Voila deux semaines déjà que le japan Impact est passé. Rétrospective sur l’événement culturel sur le Japon from the inside…
Durant mes années à l’EPFL, je n’ai jamais vraiment participé à la vie associative du campus, pourtant il y a de quoi faire! Bon je tente de me rattraper un peu après coup mais c’est pour la bonne cause vu que c’est en rapport avec la culture japonaise, que j’apprécie particulièrement. En fait, je pense que si je n’ai pas plus donné durant mes études c’est probablement parce que pour faire quelque chose de bien, il faut beaucoup d’énergie et de volonté. Heureusement pour le Japan Impact (JI par la suite) il y avait un comité d’exception avec l’énergie d’une pile atomique (ou deux…) et des staff prêt à tout donner (la santé y compris…)

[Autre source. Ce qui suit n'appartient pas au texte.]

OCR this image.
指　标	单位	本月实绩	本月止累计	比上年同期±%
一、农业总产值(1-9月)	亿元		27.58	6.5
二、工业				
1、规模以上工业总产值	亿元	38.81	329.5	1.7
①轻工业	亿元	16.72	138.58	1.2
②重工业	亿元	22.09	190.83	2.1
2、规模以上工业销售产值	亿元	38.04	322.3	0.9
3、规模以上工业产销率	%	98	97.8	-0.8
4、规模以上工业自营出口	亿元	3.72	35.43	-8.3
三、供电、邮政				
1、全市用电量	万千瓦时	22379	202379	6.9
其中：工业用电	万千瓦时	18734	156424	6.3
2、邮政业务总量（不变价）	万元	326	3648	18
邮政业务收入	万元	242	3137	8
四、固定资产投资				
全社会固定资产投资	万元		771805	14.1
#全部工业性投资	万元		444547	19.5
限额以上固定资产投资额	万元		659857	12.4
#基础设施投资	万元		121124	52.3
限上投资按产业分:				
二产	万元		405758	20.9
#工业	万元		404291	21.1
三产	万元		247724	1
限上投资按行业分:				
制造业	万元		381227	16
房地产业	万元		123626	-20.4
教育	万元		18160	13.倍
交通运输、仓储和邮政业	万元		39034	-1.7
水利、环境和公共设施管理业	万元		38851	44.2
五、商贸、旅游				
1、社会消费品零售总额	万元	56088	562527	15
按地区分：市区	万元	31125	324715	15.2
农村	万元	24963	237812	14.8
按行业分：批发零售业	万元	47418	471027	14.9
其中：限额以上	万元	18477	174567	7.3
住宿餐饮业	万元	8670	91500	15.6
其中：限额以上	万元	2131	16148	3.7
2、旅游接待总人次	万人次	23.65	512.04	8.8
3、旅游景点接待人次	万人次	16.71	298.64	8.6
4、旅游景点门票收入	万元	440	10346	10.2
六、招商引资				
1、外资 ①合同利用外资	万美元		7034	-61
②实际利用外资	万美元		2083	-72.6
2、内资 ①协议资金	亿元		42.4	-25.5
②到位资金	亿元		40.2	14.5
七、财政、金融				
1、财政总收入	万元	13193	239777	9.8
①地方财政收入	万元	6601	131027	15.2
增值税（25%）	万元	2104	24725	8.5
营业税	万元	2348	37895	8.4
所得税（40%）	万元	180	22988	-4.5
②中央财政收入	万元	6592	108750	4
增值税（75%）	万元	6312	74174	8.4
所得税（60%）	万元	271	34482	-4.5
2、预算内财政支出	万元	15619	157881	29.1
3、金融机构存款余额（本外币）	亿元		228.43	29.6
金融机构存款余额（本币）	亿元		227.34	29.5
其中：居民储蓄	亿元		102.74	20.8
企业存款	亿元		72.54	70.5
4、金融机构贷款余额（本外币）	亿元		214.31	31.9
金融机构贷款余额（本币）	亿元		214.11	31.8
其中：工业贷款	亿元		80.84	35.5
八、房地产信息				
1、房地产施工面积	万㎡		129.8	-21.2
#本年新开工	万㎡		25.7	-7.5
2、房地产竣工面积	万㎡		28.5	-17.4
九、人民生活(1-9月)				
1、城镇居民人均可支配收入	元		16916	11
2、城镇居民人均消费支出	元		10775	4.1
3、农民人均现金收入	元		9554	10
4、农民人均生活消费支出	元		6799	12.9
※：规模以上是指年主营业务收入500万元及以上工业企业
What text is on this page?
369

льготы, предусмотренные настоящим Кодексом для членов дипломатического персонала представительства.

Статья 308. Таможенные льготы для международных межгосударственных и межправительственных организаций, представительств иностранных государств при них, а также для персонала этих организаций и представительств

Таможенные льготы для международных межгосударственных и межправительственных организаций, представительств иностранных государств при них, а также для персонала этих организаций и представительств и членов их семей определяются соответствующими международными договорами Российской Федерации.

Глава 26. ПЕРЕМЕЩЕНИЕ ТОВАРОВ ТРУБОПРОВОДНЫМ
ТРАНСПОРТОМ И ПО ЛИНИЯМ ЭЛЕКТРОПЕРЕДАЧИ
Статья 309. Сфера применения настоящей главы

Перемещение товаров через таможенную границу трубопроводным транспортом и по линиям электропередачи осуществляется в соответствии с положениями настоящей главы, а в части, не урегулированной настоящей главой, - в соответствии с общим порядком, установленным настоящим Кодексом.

Quelques petits couacs de jeunesse, une organisation pas encore parfaite mais la bonne humeur y est et c’est l’essentiel. On nous terrorise, nous les staff, nous menaçant de la colère de Diana (la grande cheffe des staff) mais au fond, elle est trop gentille. Ma contribution pré-impact consistera essentiellement à recouvrir les panneaux d’affichage publics de la ville de Lausanne. C’est là que l’on constate la jungle de l’affichage, la bataille est rude et c’est finalement à celui qui passera tous les jours qui l’emportera. Avec à peine quelques degrés au-dessus du zéro, je ne retente pas l’expérience, ça serait stupide de tomber malade à quelques jours de l’événement. L’autre grande tâche a été la décoration, ou plutôt l’accrochage de déco: poupées kekoshi, petites têtes, poissons et autres, toute une histoire de noeuds.
Malgré les basses températures, ce n’est pas tous les jours que j’ai l’occasion de sortir mon yukata. Ni une ni deux, je décide de faire le staff en yukata, ça donnera une petite touche en plus, appréciée j’espère par les visiteurs. En charge de l’accueil, du bar et de la billeterie, en compagnie de Sonia, je ne vais pas me plaindre; Un duo détonnant pour le plaisir des visiteurs! C’est une expérience amusante et le contact avec différentes personnes est très enrichissant. Après coup, je n’ai pas profité à fond des activités proposées mais flâner dans ce couloir à découvrir et rencontrer les autres personnes, c’est pas plus mal, et puis je connais déjà un peu le Japon (ce que dit toute personne qui y a séjourné quelques temps…).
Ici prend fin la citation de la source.